時事通信 4月4日(土)15時48分配信

 【北京時事】中国の北京、広州(広東省)、杭州(浙江省)で3月6〜7日、バス・地下鉄など公共交通機関での痴漢などセクハラ行為を防止する活動を展開しようとした女性活動家5人が一斉に拘束され、「騒動挑発」容疑で刑事拘留処分になって間もなく1カ月が経過する。内外の反発が高まる中、女性活動家を支援する人権派弁護士は「共産党・政府は社会運動のうねりが広がることを警戒している」と解説した。
 今年は1995年に北京で開かれた「世界女性会議」(北京会議)から20周年の節目。当局は4月中旬までに、5人を正式逮捕するかどうか決定する方針だが、逮捕されれば、女性の地位向上を目指した北京会議の精神に反するとして国際社会の中国政府への批判がさらに強まるのは必至だ。
 5人は李※(※=女ヘンに亭)※さん、王曼さんら。5人は3月8日の「国際女性デー」に合わせ、セクハラ防止のスローガンを掲げようと計画したが、相次ぎ各地の派出所に連行された。多くの家族は公安当局から刑事拘留通知を受け取っていないなど「法的手続きを踏んでいない」(担当弁護士)との批判も強まっている。
 女性活動家はこれまで、女性トイレが男性に比べて少ないことなどを問題視し、「公共空間の男女平等」を訴えてきた。深刻な社会問題となっている痴漢やセクハラの防止にも取り組んできた。
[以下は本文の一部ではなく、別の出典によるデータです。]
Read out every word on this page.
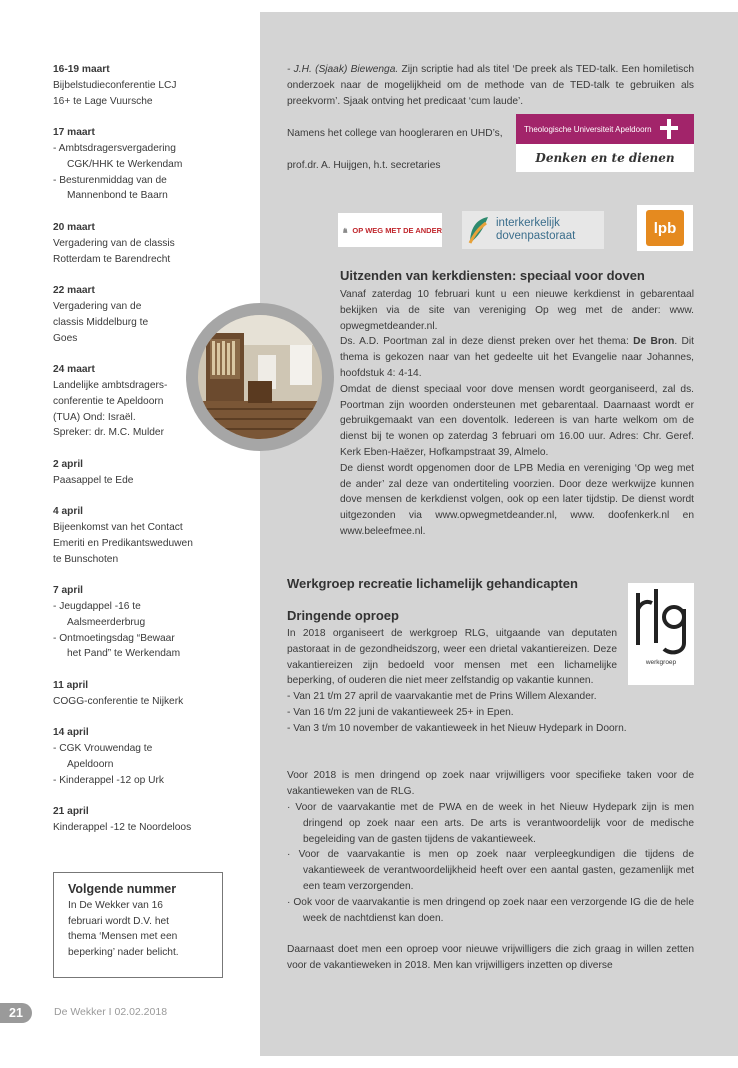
16-19 maart
Bijbelstudieconferentie LCJ
16+ te Lage Vuursche
17 maart
- Ambtsdragersvergadering
CGK/HHK te Werkendam
- Besturenmiddag van de
Mannenbond te Baarn
20 maart
Vergadering van de classis
Rotterdam te Barendrecht
22 maart
Vergadering van de
classis Middelburg te
Goes
24 maart
Landelijke ambtsdragers-
conferentie te Apeldoorn
(TUA) Ond: Israël.
Spreker: dr. M.C. Mulder
2 april
Paasappel te Ede
4 april
Bijeenkomst van het Contact
Emeriti en Predikantsweduwen
te Bunschoten
7 april
- Jeugdappel -16 te
Aalsmeerderbrug
- Ontmoetingsdag “Bewaar
het Pand” te Werkendam
11 april
COGG-conferentie te Nijkerk
14 april
- CGK Vrouwendag te
Apeldoorn
- Kinderappel -12 op Urk
21 april
Kinderappel -12 te Noordeloos
Volgende nummer
In De Wekker van 16
februari wordt D.V. het
thema ‘Mensen met een
beperking’ nader belicht.
21	De Wekker I 02.02.2018
- J.H. (Sjaak) Biewenga. Zijn scriptie had als titel ‘De preek als TED-talk. Een homiletisch onderzoek naar de mogelijkheid om de methode van de TED-talk te gebruiken als preekvorm’. Sjaak ontving het predicaat ‘cum laude’.
Namens het college van hoogleraren en UHD’s,
prof.dr. A. Huijgen, h.t. secretaries
Theologische Universiteit Apeldoorn
Denken en te dienen
OP WEG MET DE ANDER
interkerkelijk
dovenpastoraat	lpb
Uitzenden van kerkdiensten: speciaal voor doven
Vanaf zaterdag 10 februari kunt u een nieuwe kerkdienst in gebarentaal bekijken via de site van vereniging Op weg met de ander: www. opwegmetdeander.nl.
Ds. A.D. Poortman zal in deze dienst preken over het thema: De Bron. Dit thema is gekozen naar van het gedeelte uit het Evangelie naar Johannes, hoofdstuk 4: 4-14.
Omdat de dienst speciaal voor dove mensen wordt georganiseerd, zal ds. Poortman zijn woorden ondersteunen met gebarentaal. Daarnaast wordt er gebruikgemaakt van een doventolk. Iedereen is van harte welkom om de dienst bij te wonen op zaterdag 3 februari om 16.00 uur. Adres: Chr. Geref. Kerk Eben-Haëzer, Hofkampstraat 39, Almelo.
De dienst wordt opgenomen door de LPB Media en vereniging ‘Op weg met de ander’ zal deze van ondertiteling voorzien. Door deze werkwijze kunnen dove mensen de kerkdienst volgen, ook op een later tijdstip. De dienst wordt uitgezonden via www.opwegmetdeander.nl, www. doofenkerk.nl en www.beleefmee.nl.
Werkgroep recreatie lichamelijk gehandicapten
Dringende oproep
In 2018 organiseert de werkgroep RLG, uitgaande van deputaten pastoraat in de gezondheidszorg, weer een drietal vakantiereizen. Deze vakantiereizen zijn bedoeld voor mensen met een lichamelijke beperking, of ouderen die niet meer zelfstandig op vakantie kunnen.
werkgroep
- Van 21 t/m 27 april de vaarvakantie met de Prins Willem Alexander.
- Van 16 t/m 22 juni de vakantieweek 25+ in Epen.
- Van 3 t/m 10 november de vakantieweek in het Nieuw Hydepark in Doorn.
Voor 2018 is men dringend op zoek naar vrijwilligers voor specifieke taken voor de vakantieweken van de RLG.
· Voor de vaarvakantie met de PWA en de week in het Nieuw Hydepark zijn is men dringend op zoek naar een arts. De arts is verantwoordelijk voor de medische begeleiding van de gasten tijdens de vakantieweek.
· Voor de vaarvakantie is men op zoek naar verpleegkundigen die tijdens de vakantieweek de verantwoordelijkheid heeft over een aantal gasten, gezamenlijk met een team verzorgenden.
· Ook voor de vaarvakantie is men dringend op zoek naar een verzorgende IG die de hele week de nachtdienst kan doen.
Daarnaast doet men een oproep voor nieuwe vrijwilligers die zich graag in willen zetten voor de vakantieweken in 2018. Men kan vrijwilligers inzetten op diverse
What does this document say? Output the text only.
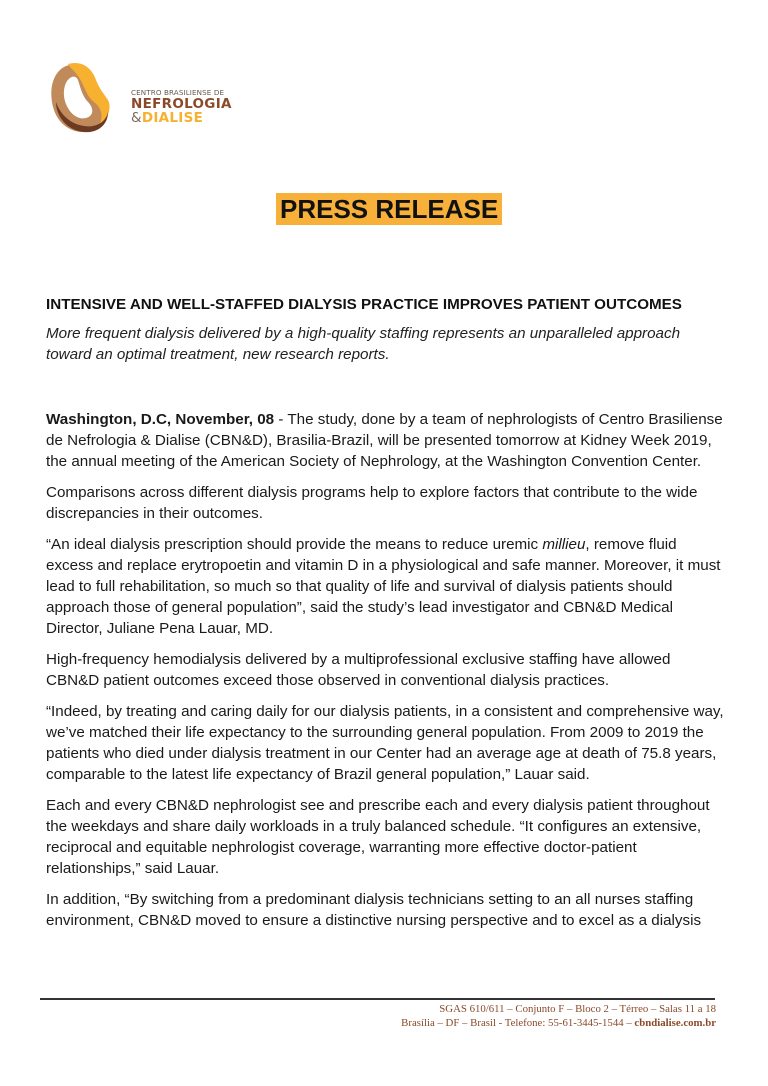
CENTRO BRASILIENSE DE
NEFROLOGIA
&DIALISE
PRESS RELEASE
INTENSIVE AND WELL-STAFFED DIALYSIS PRACTICE IMPROVES PATIENT OUTCOMES

More frequent dialysis delivered by a high-quality staffing represents an unparalleled approach toward an optimal treatment, new research reports.

Washington, D.C, November, 08 - The study, done by a team of nephrologists of Centro Brasiliense de Nefrologia & Dialise (CBN&D), Brasilia-Brazil, will be presented tomorrow at Kidney Week 2019, the annual meeting of the American Society of Nephrology, at the Washington Convention Center.

Comparisons across different dialysis programs help to explore factors that contribute to the wide discrepancies in their outcomes.

“An ideal dialysis prescription should provide the means to reduce uremic millieu, remove fluid excess and replace erytropoetin and vitamin D in a physiological and safe manner. Moreover, it must lead to full rehabilitation, so much so that quality of life and survival of dialysis patients should approach those of general population”, said the study’s lead investigator and CBN&D Medical Director, Juliane Pena Lauar, MD.

High-frequency hemodialysis delivered by a multiprofessional exclusive staffing have allowed CBN&D patient outcomes exceed those observed in conventional dialysis practices.

“Indeed, by treating and caring daily for our dialysis patients, in a consistent and comprehensive way, we’ve matched their life expectancy to the surrounding general population. From 2009 to 2019 the patients who died under dialysis treatment in our Center had an average age at death of 75.8 years, comparable to the latest life expectancy of Brazil general population,” Lauar said.

Each and every CBN&D nephrologist see and prescribe each and every dialysis patient throughout the weekdays and share daily workloads in a truly balanced schedule. “It configures an extensive, reciprocal and equitable nephrologist coverage, warranting more effective doctor-patient relationships,” said Lauar.

In addition, “By switching from a predominant dialysis technicians setting to an all nurses staffing environment, CBN&D moved to ensure a distinctive nursing perspective and to excel as a dialysis

SGAS 610/611 – Conjunto F – Bloco 2 – Térreo – Salas 11 a 18
Brasília – DF – Brasil - Telefone: 55-61-3445-1544 – cbndialise.com.br
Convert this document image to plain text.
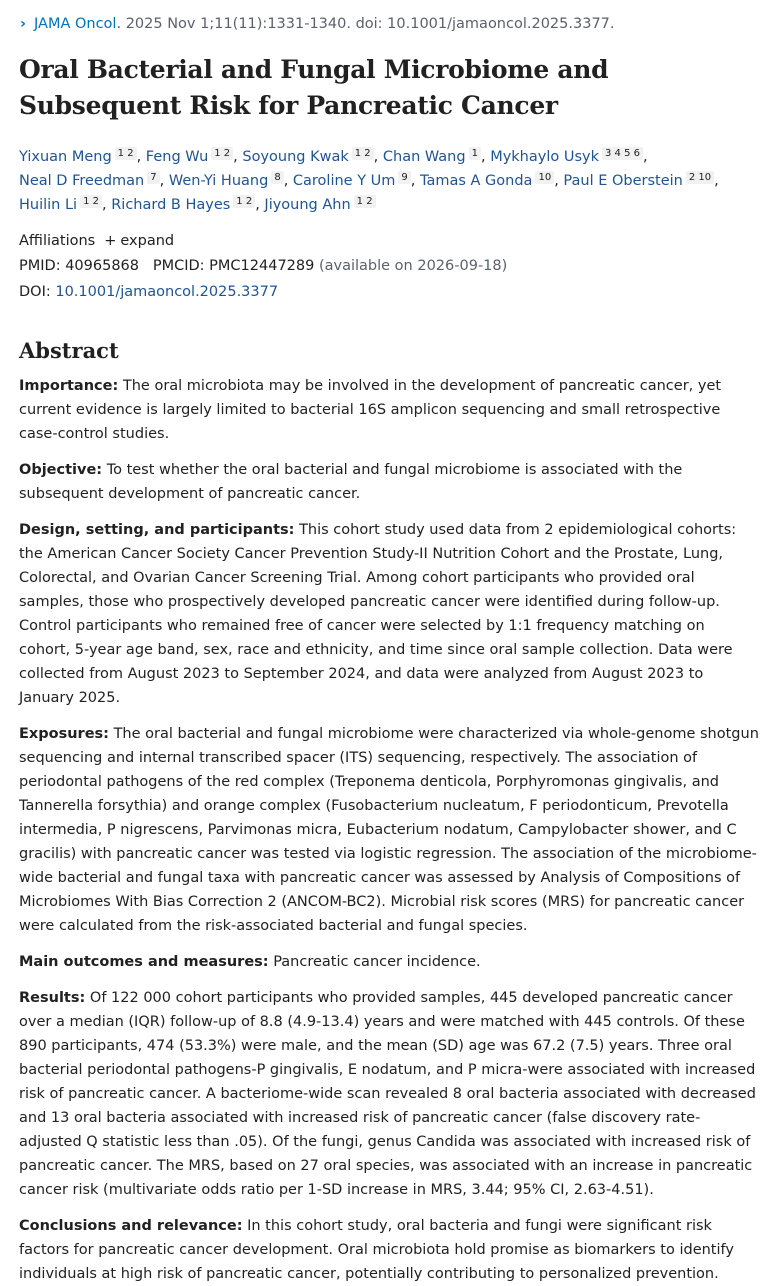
› JAMA Oncol. 2025 Nov 1;11(11):1331-1340. doi: 10.1001/jamaoncol.2025.3377.
Oral Bacterial and Fungal Microbiome and
Subsequent Risk for Pancreatic Cancer
Yixuan Meng 1 2 , Feng Wu 1 2 , Soyoung Kwak 1 2 , Chan Wang 1 , Mykhaylo Usyk 3 4 5 6 ,
Neal D Freedman 7 , Wen-Yi Huang 8 , Caroline Y Um 9 , Tamas A Gonda 10 , Paul E Oberstein 2 10 ,
Huilin Li 1 2 , Richard B Hayes 1 2 , Jiyoung Ahn 1 2
Affiliations + expand
PMID: 40965868 PMCID: PMC12447289 (available on 2026-09-18)
DOI: 10.1001/jamaoncol.2025.3377
Abstract

Importance: The oral microbiota may be involved in the development of pancreatic cancer, yet current evidence is largely limited to bacterial 16S amplicon sequencing and small retrospective case-control studies.

Objective: To test whether the oral bacterial and fungal microbiome is associated with the subsequent development of pancreatic cancer.

Design, setting, and participants: This cohort study used data from 2 epidemiological cohorts: the American Cancer Society Cancer Prevention Study-II Nutrition Cohort and the Prostate, Lung, Colorectal, and Ovarian Cancer Screening Trial. Among cohort participants who provided oral samples, those who prospectively developed pancreatic cancer were identified during follow-up. Control participants who remained free of cancer were selected by 1:1 frequency matching on cohort, 5-year age band, sex, race and ethnicity, and time since oral sample collection. Data were collected from August 2023 to September 2024, and data were analyzed from August 2023 to January 2025.

Exposures: The oral bacterial and fungal microbiome were characterized via whole-genome shotgun sequencing and internal transcribed spacer (ITS) sequencing, respectively. The association of periodontal pathogens of the red complex (Treponema denticola, Porphyromonas gingivalis, and Tannerella forsythia) and orange complex (Fusobacterium nucleatum, F periodonticum, Prevotella intermedia, P nigrescens, Parvimonas micra, Eubacterium nodatum, Campylobacter shower, and C gracilis) with pancreatic cancer was tested via logistic regression. The association of the microbiome-wide bacterial and fungal taxa with pancreatic cancer was assessed by Analysis of Compositions of Microbiomes With Bias Correction 2 (ANCOM-BC2). Microbial risk scores (MRS) for pancreatic cancer were calculated from the risk-associated bacterial and fungal species.

Main outcomes and measures: Pancreatic cancer incidence.

Results: Of 122 000 cohort participants who provided samples, 445 developed pancreatic cancer over a median (IQR) follow-up of 8.8 (4.9-13.4) years and were matched with 445 controls. Of these 890 participants, 474 (53.3%) were male, and the mean (SD) age was 67.2 (7.5) years. Three oral bacterial periodontal pathogens-P gingivalis, E nodatum, and P micra-were associated with increased risk of pancreatic cancer. A bacteriome-wide scan revealed 8 oral bacteria associated with decreased and 13 oral bacteria associated with increased risk of pancreatic cancer (false discovery rate-adjusted Q statistic less than .05). Of the fungi, genus Candida was associated with increased risk of pancreatic cancer. The MRS, based on 27 oral species, was associated with an increase in pancreatic cancer risk (multivariate odds ratio per 1-SD increase in MRS, 3.44; 95% CI, 2.63-4.51).

Conclusions and relevance: In this cohort study, oral bacteria and fungi were significant risk factors for pancreatic cancer development. Oral microbiota hold promise as biomarkers to identify individuals at high risk of pancreatic cancer, potentially contributing to personalized prevention.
 欧米政府当局者や国際人権団体は女性活動家の早期釈放を求め、3月末までに1100人分を超える署名が北京市公安局や政府系女性団体・中華全国婦女連合会に送られた。これに対して中国政府は「どの国家の誰であろうが、中国に釈放を要求する権利はない」(外務省報道官)と突っぱねた。